Mother and daughter drew their heads in. On the sidewalk necks craned awhile searching the sky. No bird appeared.
“Dey’ll never get ’im. Naaa!”
“A nechtige tug!” The small crowd drifted slowly apart.
— Mama!
He woke from his revery.
— Dumb ox, me! Hurry up!
He ran up the stoop, but at the doorway hesitated, peered in. Again the roots of his hair prickled. He could not bring himself to enter the darkness. All the old fears lurked there again. Why had they returned? Angered to the point of tears at his own cowardice, he paced restlessly back and forth across the stoop, now listening for a sound in the hallway, now peering up and down the street for some familiar face. At last he heard a door slam dully inside as though from an upper floor. He leapt into the hallway, scrambled frantically up the stairs. Between the first and second floors he neared the bulky figure of a woman, squeezed past her and up — still listening to the other’s dwindling footsteps. On the fourth floor, he threw himself breathlessly at the door— It was locked!
“Mama!” he screamed.
“You, David?” Her startled voice.
The enormous relief! “Yes, mama, open it!” The foot he had drawn back to kick at the door in his fury and terror sank again to the floor.
“Wait!” Her voice had a hurried sound. “I’ll open it in a moment.”
What was she doing? And as if in answer, he heard a loud splash of water followed by a flurry of tinkling drops. She had been taking a bath in the washtub. She was getting out now. A chair creaked as though she had stepped on it, then the pad of her bare feet on the floor. “Just one little second more,” she implored.
“Awrigh’” he called to her.
Silence. Feet moving off, returning. The door opened. And as if the light that widened with it were a wedge, the foggy, tormenting globe about his senses split open and dissolved — hue and contour, sound and scent focused.
“Mama!”
“I didn’t mean to keep you waiting.” She was still barefooted. Her faded yellow bathrobe, darkened by water-stains clung to breast and thigh. “But I hurried as fast as I could.” From glistening brown hair, water still streamed down on the towel across her shoulder. The wonted pallor of smooth throat and face was flushed and beaded with water. “What are you staring at?” She smiled, pulled the bathrobe tighter and shut the door behind him.

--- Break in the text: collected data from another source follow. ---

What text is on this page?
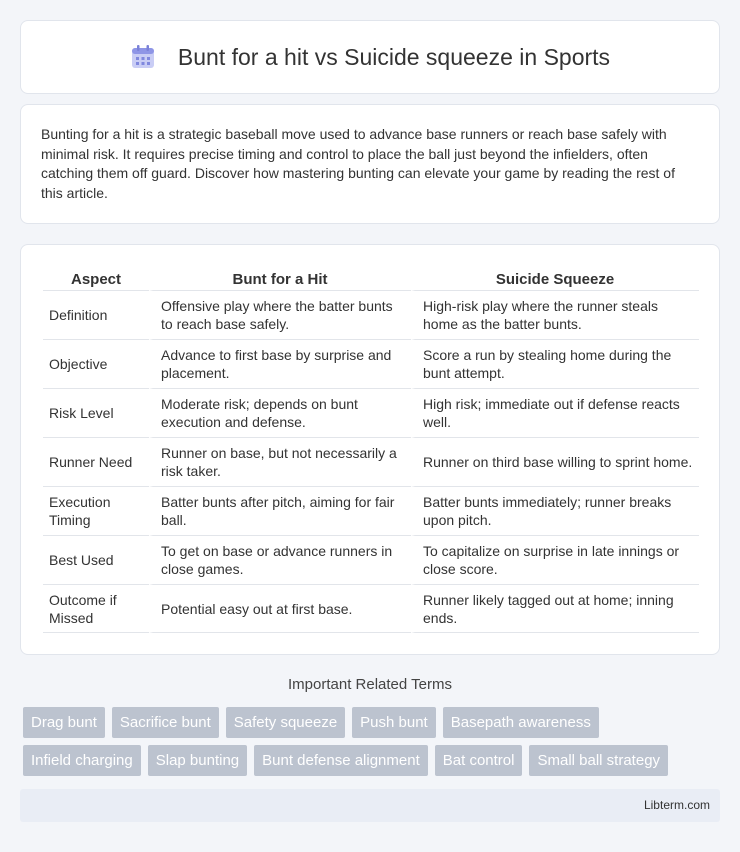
Bunt for a hit vs Suicide squeeze in Sports

Bunting for a hit is a strategic baseball move used to advance base runners or reach base safely with minimal risk. It requires precise timing and control to place the ball just beyond the infielders, often catching them off guard. Discover how mastering bunting can elevate your game by reading the rest of this article.

Aspect	Bunt for a Hit	Suicide Squeeze
Definition	Offensive play where the batter bunts to reach base safely.	High-risk play where the runner steals home as the batter bunts.
Objective	Advance to first base by surprise and placement.	Score a run by stealing home during the bunt attempt.
Risk Level	Moderate risk; depends on bunt execution and defense.	High risk; immediate out if defense reacts well.
Runner Need	Runner on base, but not necessarily a risk taker.	Runner on third base willing to sprint home.
Execution Timing	Batter bunts after pitch, aiming for fair ball.	Batter bunts immediately; runner breaks upon pitch.
Best Used	To get on base or advance runners in close games.	To capitalize on surprise in late innings or close score.
Outcome if Missed	Potential easy out at first base.	Runner likely tagged out at home; inning ends.
Important Related Terms
Drag bunt	Sacrifice bunt	Safety squeeze	Push bunt	Basepath awareness
Infield charging	Slap bunting	Bunt defense alignment	Bat control	Small ball strategy
Libterm.com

“I didn’t care if I waited.” He smiled with her. He could almost feel his jarred spirit settle softly in its grooves again.
“But you did storm the door with all the old fury,” she laughed. And pressing her dripping hair against her bosom, she stooped down and kissed him. The warm, faintly soap-scented humidity of her body, ineffably sweet. “I’m so relieved to see you again.”